When I was attending community college…11 years ago…Jesus Christ…anyway, 11 years ago, in the late 90′s, when Bill Clinton was the President, Gas was a little bit over a dollar a gallon, the Playstation was the most powerful gaming system on the market, people used discmans to listen to music, and I was in Jr. College, I was enrolled in a creative writing course with my friend Dan. There was a woman in that class that was older than everyone else by quite a bit. She seemed ancient to 19 year old me, but it’s entirely possible that she was younger than I am now. Everyone over the age of 24 looks like they’re 50 when you’re that age. She was also, by far, the most outspoken critic of everyone else’s work. Every other student in the class was pretty diplomatic about their criticism, but this lady was not. If she thought you were turning out sub-par work (and she always thought you were turning out sub-par work), she would be sure to let you know that you had let her down again.

This isn't really related to my post. I just needed another picture, and I think that this is hilarious. Look at Darth Vader ride that cat!
Then came our final project. There are a lot of things that I DON’T remember about that final project. I can’t recall the requirements were for length, or format, or content. I don’t actually have any recollection of what I turned in for my final project. What I do remember is what the angry older woman turned in.

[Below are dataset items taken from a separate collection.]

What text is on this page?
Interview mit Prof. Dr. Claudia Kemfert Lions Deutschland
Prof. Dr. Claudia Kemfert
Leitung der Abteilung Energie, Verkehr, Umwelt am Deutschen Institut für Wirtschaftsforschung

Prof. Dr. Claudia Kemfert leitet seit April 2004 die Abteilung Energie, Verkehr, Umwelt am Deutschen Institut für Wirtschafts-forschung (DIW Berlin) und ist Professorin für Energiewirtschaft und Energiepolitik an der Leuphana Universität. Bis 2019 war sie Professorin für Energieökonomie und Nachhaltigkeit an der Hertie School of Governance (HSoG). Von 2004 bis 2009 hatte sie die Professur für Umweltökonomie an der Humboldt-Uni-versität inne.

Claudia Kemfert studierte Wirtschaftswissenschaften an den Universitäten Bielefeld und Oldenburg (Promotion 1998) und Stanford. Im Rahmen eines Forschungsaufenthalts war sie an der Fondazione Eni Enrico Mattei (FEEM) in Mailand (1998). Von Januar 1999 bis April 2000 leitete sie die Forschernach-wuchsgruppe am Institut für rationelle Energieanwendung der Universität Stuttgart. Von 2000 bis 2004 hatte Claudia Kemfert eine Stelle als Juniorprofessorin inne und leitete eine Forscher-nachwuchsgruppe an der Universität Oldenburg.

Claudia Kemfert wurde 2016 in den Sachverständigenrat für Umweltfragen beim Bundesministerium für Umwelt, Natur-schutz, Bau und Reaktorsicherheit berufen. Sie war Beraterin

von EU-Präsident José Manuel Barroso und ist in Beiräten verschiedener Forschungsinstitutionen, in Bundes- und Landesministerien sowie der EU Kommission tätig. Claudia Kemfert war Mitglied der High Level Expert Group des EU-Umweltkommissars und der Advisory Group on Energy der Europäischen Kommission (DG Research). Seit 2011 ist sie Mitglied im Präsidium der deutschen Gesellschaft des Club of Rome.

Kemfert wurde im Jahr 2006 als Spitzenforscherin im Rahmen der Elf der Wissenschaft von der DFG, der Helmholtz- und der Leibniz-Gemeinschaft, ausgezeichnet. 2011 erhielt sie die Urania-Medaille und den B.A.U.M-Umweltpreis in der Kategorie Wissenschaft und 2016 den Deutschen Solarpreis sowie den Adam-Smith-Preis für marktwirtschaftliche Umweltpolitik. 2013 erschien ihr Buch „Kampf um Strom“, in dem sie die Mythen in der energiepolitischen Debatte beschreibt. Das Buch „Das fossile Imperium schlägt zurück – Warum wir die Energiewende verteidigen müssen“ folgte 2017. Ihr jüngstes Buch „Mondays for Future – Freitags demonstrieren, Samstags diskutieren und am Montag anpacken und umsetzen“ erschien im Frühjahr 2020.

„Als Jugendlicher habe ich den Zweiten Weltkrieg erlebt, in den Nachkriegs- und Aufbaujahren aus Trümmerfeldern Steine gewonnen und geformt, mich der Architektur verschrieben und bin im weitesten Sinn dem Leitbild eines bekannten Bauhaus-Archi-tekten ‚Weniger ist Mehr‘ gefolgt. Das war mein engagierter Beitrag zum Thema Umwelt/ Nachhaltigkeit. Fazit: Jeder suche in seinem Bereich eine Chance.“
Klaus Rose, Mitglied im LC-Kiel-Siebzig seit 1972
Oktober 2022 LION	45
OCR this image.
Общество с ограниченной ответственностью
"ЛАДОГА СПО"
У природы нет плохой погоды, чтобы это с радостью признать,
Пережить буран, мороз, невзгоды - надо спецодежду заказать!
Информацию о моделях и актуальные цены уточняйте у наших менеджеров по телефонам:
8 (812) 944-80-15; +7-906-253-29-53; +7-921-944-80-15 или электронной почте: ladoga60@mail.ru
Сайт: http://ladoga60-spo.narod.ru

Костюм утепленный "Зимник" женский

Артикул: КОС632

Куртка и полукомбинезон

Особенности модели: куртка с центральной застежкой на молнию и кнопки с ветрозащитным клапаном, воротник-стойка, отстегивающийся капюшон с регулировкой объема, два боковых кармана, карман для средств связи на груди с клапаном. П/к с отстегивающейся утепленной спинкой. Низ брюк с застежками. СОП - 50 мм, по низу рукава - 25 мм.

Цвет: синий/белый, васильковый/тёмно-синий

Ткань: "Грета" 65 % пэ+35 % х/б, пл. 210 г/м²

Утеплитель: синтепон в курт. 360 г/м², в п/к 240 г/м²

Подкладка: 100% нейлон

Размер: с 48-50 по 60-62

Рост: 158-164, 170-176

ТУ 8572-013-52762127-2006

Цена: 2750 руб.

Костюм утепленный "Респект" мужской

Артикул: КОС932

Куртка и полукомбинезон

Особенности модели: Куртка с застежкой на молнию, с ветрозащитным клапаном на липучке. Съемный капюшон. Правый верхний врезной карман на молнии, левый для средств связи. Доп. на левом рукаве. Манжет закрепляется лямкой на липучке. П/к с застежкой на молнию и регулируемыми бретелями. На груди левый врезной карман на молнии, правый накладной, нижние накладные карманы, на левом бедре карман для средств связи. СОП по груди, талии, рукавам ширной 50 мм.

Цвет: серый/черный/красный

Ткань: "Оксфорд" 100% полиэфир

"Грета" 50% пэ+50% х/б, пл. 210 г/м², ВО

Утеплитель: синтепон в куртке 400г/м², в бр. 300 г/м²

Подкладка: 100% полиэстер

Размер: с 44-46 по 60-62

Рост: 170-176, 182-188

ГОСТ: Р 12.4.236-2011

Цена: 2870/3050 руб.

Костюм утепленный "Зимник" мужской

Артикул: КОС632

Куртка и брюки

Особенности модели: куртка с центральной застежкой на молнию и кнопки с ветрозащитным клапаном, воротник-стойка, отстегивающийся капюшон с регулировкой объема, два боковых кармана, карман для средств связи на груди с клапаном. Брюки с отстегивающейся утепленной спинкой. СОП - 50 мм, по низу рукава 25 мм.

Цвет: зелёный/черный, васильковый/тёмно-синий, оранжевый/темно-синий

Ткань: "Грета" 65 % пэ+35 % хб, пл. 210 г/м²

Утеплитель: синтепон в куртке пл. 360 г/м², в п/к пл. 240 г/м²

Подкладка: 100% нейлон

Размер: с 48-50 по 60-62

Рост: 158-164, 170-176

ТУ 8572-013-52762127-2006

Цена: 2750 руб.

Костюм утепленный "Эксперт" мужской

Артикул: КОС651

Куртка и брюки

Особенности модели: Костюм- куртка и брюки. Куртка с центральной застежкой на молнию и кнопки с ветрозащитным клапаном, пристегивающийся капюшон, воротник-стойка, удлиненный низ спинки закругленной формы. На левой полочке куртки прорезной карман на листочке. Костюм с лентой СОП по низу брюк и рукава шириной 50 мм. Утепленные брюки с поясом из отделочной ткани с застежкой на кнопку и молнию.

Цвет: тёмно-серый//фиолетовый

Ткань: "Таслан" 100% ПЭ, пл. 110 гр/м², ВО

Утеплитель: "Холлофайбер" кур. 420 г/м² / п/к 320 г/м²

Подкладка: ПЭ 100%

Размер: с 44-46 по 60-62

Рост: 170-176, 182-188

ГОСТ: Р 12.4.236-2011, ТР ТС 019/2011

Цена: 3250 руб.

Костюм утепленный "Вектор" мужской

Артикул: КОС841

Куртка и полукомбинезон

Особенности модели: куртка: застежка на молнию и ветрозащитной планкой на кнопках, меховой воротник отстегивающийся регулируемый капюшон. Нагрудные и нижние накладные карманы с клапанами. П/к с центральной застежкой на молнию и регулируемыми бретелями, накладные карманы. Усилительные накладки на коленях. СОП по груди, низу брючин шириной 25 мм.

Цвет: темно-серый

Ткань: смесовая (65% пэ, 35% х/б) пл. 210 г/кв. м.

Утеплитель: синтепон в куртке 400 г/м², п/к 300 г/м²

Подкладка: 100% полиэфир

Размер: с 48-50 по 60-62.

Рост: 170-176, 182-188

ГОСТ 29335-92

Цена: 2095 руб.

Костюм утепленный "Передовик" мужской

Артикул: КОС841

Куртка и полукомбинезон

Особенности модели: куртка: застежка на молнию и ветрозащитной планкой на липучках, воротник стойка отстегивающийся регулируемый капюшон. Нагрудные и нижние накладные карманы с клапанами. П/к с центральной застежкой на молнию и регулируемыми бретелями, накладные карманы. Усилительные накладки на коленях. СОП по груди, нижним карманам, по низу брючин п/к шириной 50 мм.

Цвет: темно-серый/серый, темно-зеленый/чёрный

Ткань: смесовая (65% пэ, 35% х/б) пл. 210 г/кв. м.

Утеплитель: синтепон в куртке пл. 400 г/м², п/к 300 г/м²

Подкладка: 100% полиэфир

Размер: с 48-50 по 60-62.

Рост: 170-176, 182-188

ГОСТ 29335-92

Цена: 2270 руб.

It was a children’s story called “Mr. Hedges’ Ghostly Christmas”. I know what you’re thinking, and I agree; that’s a solid gold title for a children’s story. I can only hope that since I saw her last, she has written an entire collection of similar stories – “Ernie Blumpkin’s Goulish Thanksgiving” and “Donald Fergason Files His Taxes and Fights a Werewolf”, just to name a few (Should I just be a children’s author? Those are some kick-ass titles I just came up with, and I could turn my Dr. Seuss-style story of The Juggalo into a full story – that’s three books right there!)
Unfortunately, the quality of the actual story didn’t match the inspired title. I won’t go into the gory details, because it’s like describing a funny conversation to someone who wasn’t there – to really appreciate the book, you would need to sit down and thumb through it with me (and you could, because I still have a copy). What you do need to know is that it wasn’t very good. You might even call it hilariously bad – the kind of thing that me and my friend Dan still giggle about eleven years later, especially when we think about the semester of abuse everyone in the class took from her over our childish, sophomoric attempts at creative writing (To her credit, we were a group of teenagers in a community college creative writing class – the older I get, the more likely it seems to me that all of that abuse was warranted. I just blew my own mind.)
The moral of the story is this: Old people can suck at stuff too. Most of the time when there are other nontraditional students in my classes, they only kind of seem to know what’s going on, so when I get compliments for doing a good job on something, I shouldn’t feel bad about it because I’m old. Just because I’m 30 doesn’t necessarily mean anything – when I have to write a 12 page proposal on how to fix OPEC, I could completely dominate the assignment and get the highest grade in the class, but I could just as easily turn in Mr. Hedges Ghostly Christmas, so, like I said, when people tell me I’m awesome, rather than put a bunch of cognitive energy into twisting that into something to be embarrassed about, I’m just going to be glad that I finally understand how to be a good student.
Idea: 1.Enroll in a Political Science class that I don’t need to graduate. 2. For my final, turn in a copy of Mr. Hedges Ghostly Christmas. 3. Carefully document what happens.